Quelles conséquences a cette évaluation à outrance pour les salariés ?

On a vendu l’évaluation aux salariés en s’appuyant sur des valeurs de reconnaissance de l’effort individuel et de mérite. On lui a même attribué un rôle majeur dans la détermination des rémunérations. Or c’est tout l’inverse qui se produit. En passant à une quantification à outrance sans tenir compte de la dimension qualitative, on aboutit à des comportements déviants et contre-performants chez les salariés qui vont tricher pour rentrer dans la grille ou qui vont focaliser leur travail uniquement sur ce qui est évalué. Sans compter que l’individualisation de l’évaluation met les gens en compétition et finit par détruire toute notion de collectif de travail.

Et pourtant, on en redemande… Quels sont les ressorts psychiques qui nous poussent à vouloir être évalués ?

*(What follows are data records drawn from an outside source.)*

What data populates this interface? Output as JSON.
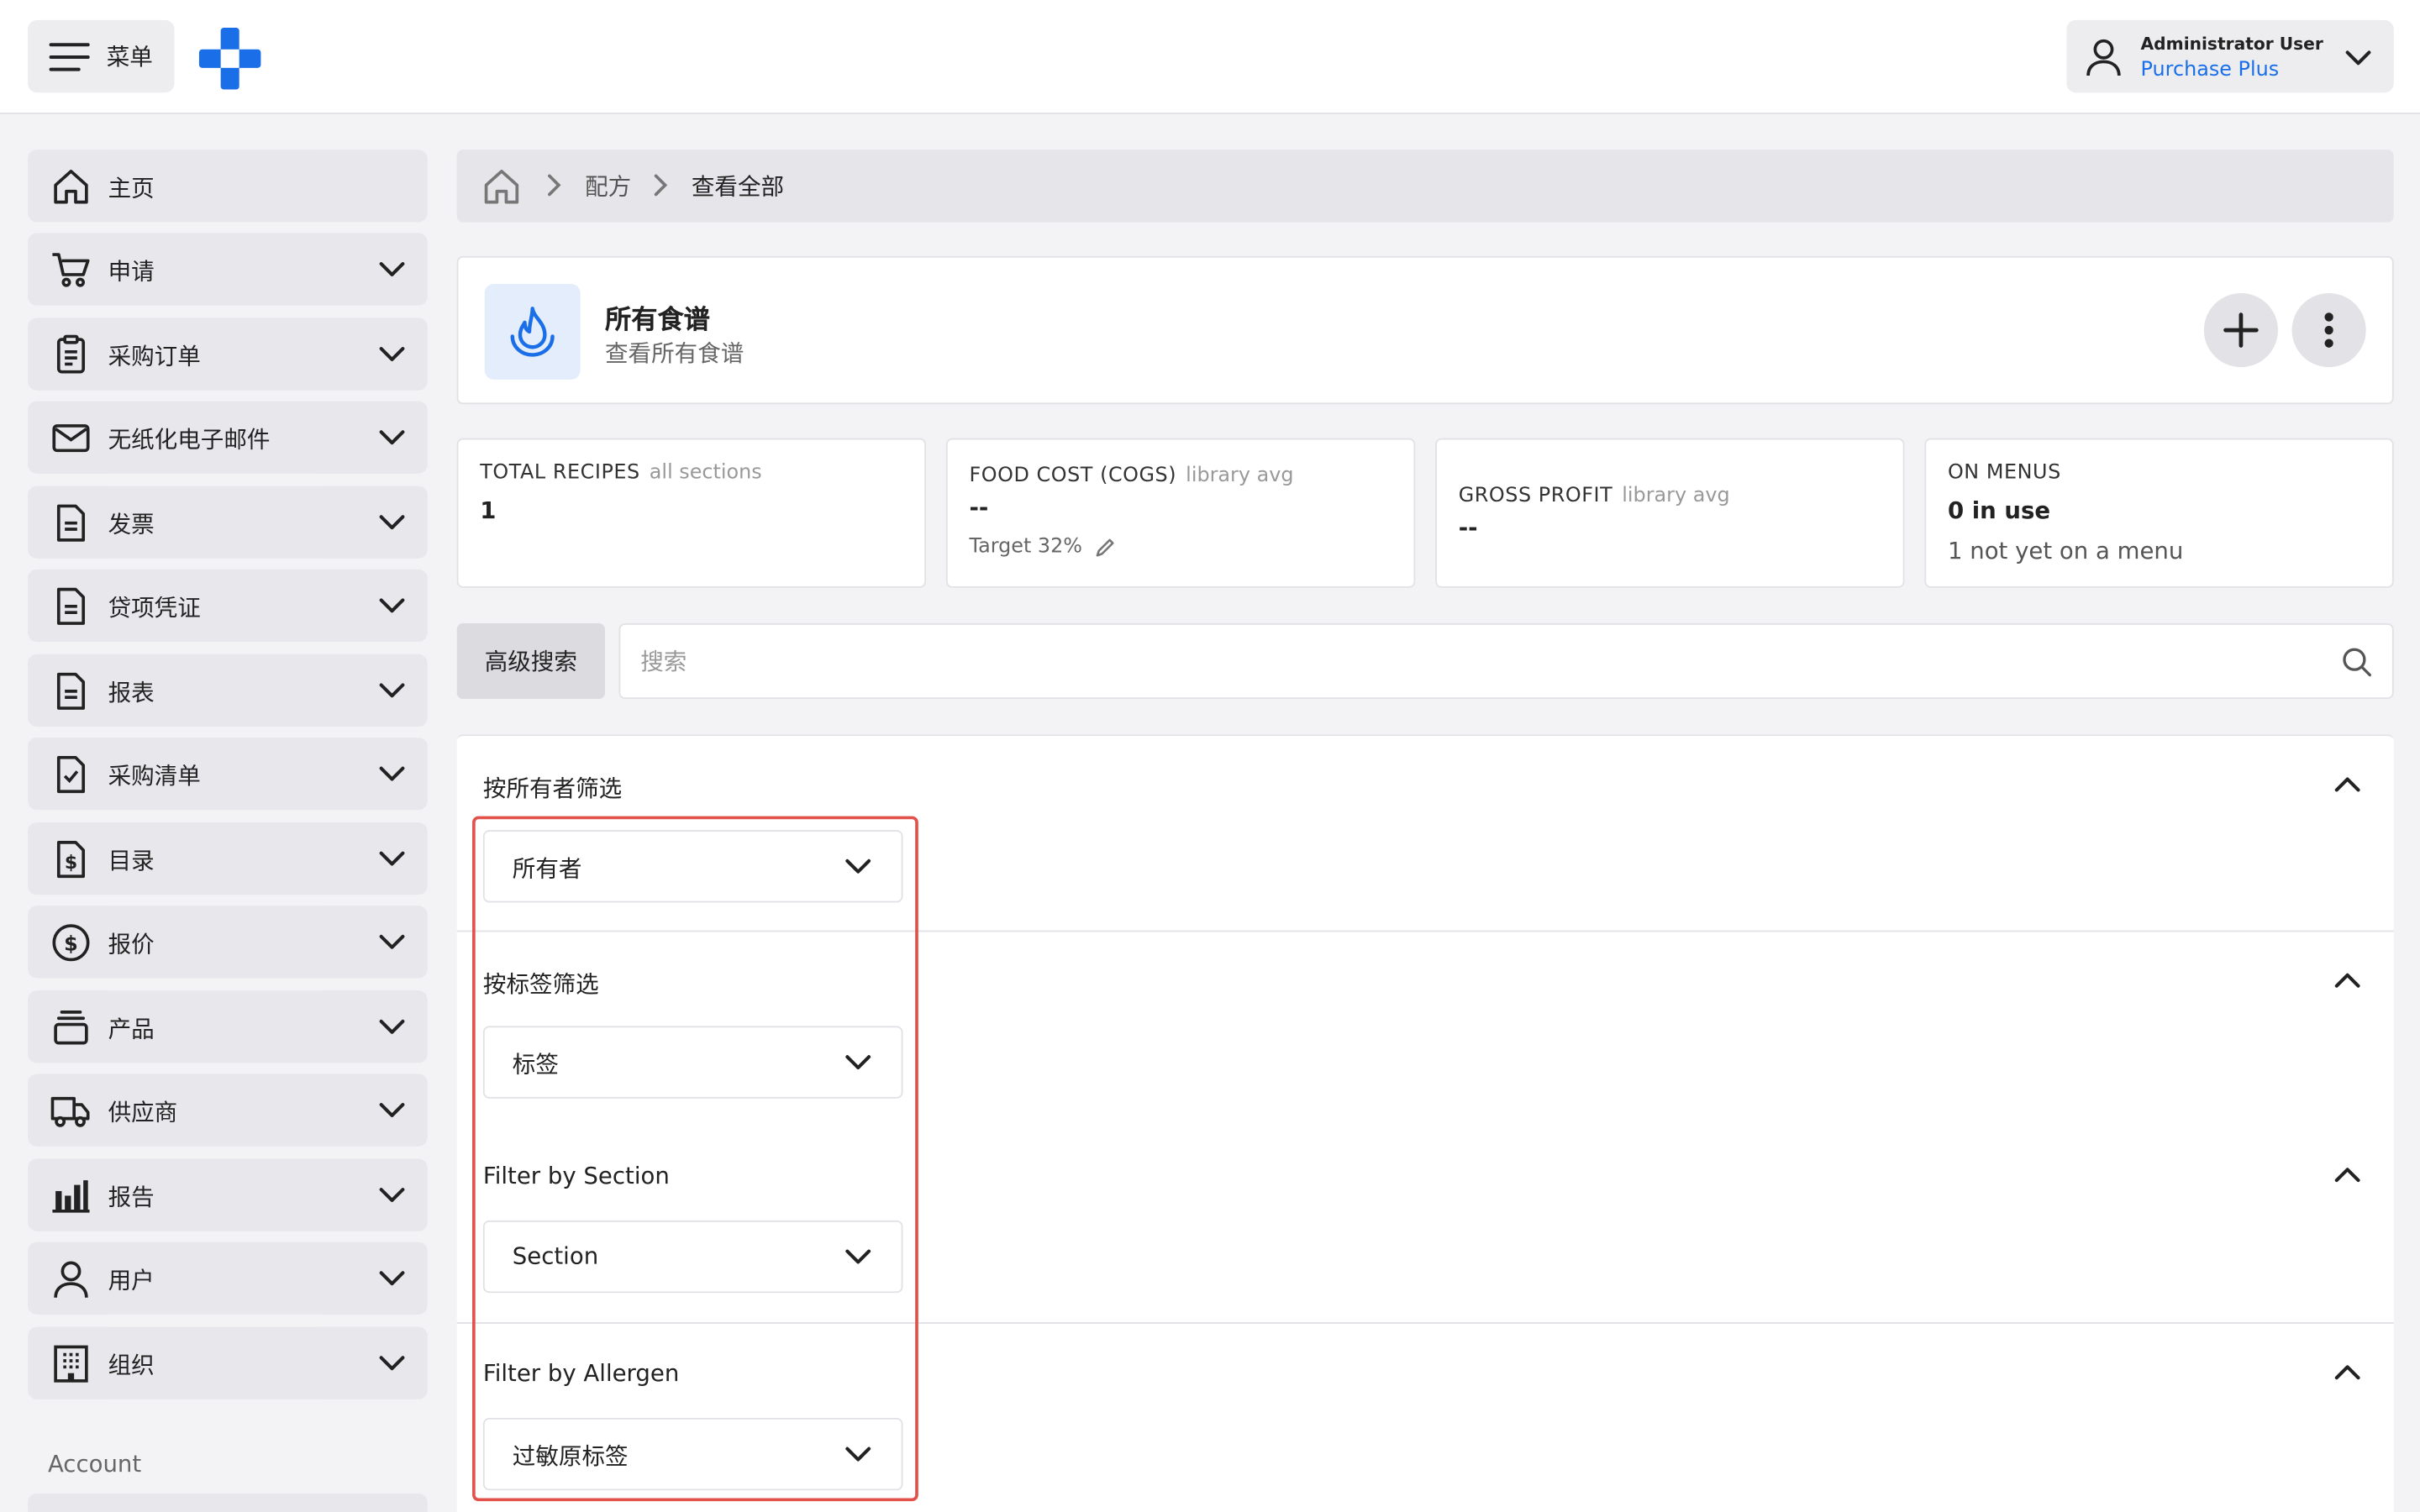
{
  "header": {
    "menu_label": "菜单",
    "user_name": "Administrator User",
    "user_org": "Purchase Plus"
  },
  "sidebar": {
    "items": [
      {
        "label": "主页",
        "icon": "home-icon"
      },
      {
        "label": "申请",
        "icon": "cart-icon"
      },
      {
        "label": "采购订单",
        "icon": "clipboard-icon"
      },
      {
        "label": "无纸化电子邮件",
        "icon": "envelope-icon"
      },
      {
        "label": "发票",
        "icon": "document-icon"
      },
      {
        "label": "贷项凭证",
        "icon": "document-icon"
      },
      {
        "label": "报表",
        "icon": "document-icon"
      },
      {
        "label": "采购清单",
        "icon": "checklist-icon"
      },
      {
        "label": "目录",
        "icon": "catalog-dollar-icon"
      },
      {
        "label": "报价",
        "icon": "dollar-circle-icon"
      },
      {
        "label": "产品",
        "icon": "products-stack-icon"
      },
      {
        "label": "供应商",
        "icon": "truck-icon"
      },
      {
        "label": "报告",
        "icon": "bar-chart-icon"
      },
      {
        "label": "用户",
        "icon": "user-icon"
      },
      {
        "label": "组织",
        "icon": "building-icon"
      }
    ],
    "section_account": "Account"
  },
  "breadcrumb": {
    "items": [
      "配方",
      "查看全部"
    ]
  },
  "page": {
    "title": "所有食谱",
    "subtitle": "查看所有食谱",
    "icon": "flame-icon"
  },
  "stats": {
    "total_recipes": {
      "label": "TOTAL RECIPES",
      "sub": "all sections",
      "value": "1"
    },
    "food_cost": {
      "label": "FOOD COST (COGS)",
      "sub": "library avg",
      "value": "--",
      "note": "Target 32%"
    },
    "gross_profit": {
      "label": "GROSS PROFIT",
      "sub": "library avg",
      "value": "--"
    },
    "on_menus": {
      "label": "ON MENUS",
      "value": "0 in use",
      "note": "1 not yet on a menu"
    }
  },
  "search": {
    "advanced_label": "高级搜索",
    "placeholder": "搜索"
  },
  "filters": [
    {
      "title": "按所有者筛选",
      "value": "所有者"
    },
    {
      "title": "按标签筛选",
      "value": "标签"
    },
    {
      "title": "Filter by Section",
      "value": "Section"
    },
    {
      "title": "Filter by Allergen",
      "value": "过敏原标签"
    }
  ],
  "colors": {
    "accent": "#1a6fe8",
    "highlight": "#e3524a"
  }
}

Effectivement, c’est un vrai paradoxe, car l’évaluation ne se développe pas sans notre complicité. Être évalué vient flatter notre narcissisme, nous pensons en avoir besoin pour être reconnus, voire pour nous poser en modèle par rapport à l’autre. Derrière, il y a la promesse de la reconnaissance. L’évaluation est toujours provisoire, remise en cause d’une mission à l’autre. Mais la vérité, c’est que notre soif de reconnaissance n’est jamais apaisée avec l’évaluation qui nous fragilise sans cesse.